De stelling dat de rente als partneralimentatie zou kunnen worden aangemerkt, leed schipbreuk op art. 1 van het echtscheidingsconvenant
uit 2016 waarin stond dat de vrouw haar verzoek aan Rechtbank Oost-Brabant tot vaststelling van partneralimentatie had ingetrokken, en op
de beschikking van Rechtbank Oost-Brabant van 25 januari 2016 waaruit blijkt dat deze rechtbank uit de stukken niet heeft kunnen afleiden
dat, zoals de vrouw had gesteld, er een verband bestaat tussen het intrekken van het alimentatieverzoek en de betaling van de hypothecaire
lasten en overige woonlasten door de man. Hieruit leidt de rechtbank in het fiscale geschil af dat partijen geen alimentatieverplichting
hebben willen overeenkomen. Daarmee valt het doek voor de renteaftrek bij de man ten aanzien van woning 1. Voor eigen woning (in
aanbouw) 2, ten aanzien waarvan de toepassing van art. 3.111, lid 3, Wet IB 2001 niet in geschil was en waarvan de man en de vrouw elk
voor de helft eigenaar waren, is de beslissing van de rechtbank in wezen hetzelfde uitgevallen, maar dan van toepassing op de helft van de
rente die de man voor het aandeel van de vrouw heeft betaald. Voor dit deel van de rente komt de man mijns inziens terecht niet voor
renteaftrek in aanmerking omdat hij niet aannemelijk heeft kunnen maken dat hij de economische eigendom van de helft van de woning van
de vrouw heeft verworven, en er evenmin sprake was van partneralimentatie.
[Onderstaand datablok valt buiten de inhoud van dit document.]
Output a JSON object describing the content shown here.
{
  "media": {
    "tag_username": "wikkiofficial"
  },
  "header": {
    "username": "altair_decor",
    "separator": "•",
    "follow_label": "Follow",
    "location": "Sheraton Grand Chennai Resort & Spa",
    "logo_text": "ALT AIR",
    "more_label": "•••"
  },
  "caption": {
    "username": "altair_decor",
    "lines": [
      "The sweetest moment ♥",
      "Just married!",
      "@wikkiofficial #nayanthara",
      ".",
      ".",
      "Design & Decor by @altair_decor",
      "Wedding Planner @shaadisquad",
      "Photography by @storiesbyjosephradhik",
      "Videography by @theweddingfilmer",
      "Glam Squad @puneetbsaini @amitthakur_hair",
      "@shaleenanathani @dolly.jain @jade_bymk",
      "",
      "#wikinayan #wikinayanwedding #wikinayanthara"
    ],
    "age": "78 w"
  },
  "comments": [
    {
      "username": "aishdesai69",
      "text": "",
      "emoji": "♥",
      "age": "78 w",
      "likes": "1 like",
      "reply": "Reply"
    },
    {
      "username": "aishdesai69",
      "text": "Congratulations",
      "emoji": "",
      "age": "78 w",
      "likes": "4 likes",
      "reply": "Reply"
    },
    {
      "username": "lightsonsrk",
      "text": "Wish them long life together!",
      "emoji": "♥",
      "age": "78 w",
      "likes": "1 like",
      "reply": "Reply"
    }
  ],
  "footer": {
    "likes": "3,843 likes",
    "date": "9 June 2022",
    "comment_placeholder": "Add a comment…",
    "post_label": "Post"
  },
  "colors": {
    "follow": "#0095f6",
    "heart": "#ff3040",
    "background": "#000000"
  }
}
Uit deze procedure blijkt dat de partners in 2013 en bij het opstellen van het echtscheidingsconvenant begin 2016 op fiscaal gebied
onvoldoende zijn begeleid, als er al sprake was van begeleiding, hetgeen ik uit de uitspraak niet kan afleiden. Dit leidt tot onnodig missen
van aftrek van hypotheekrente bij degene die de rente voor de ander heeft betaald en bij degene voor wie is betaald.
VOETNOTEN
Copyright 2020 – Sdu – Alle rechten voorbehouden.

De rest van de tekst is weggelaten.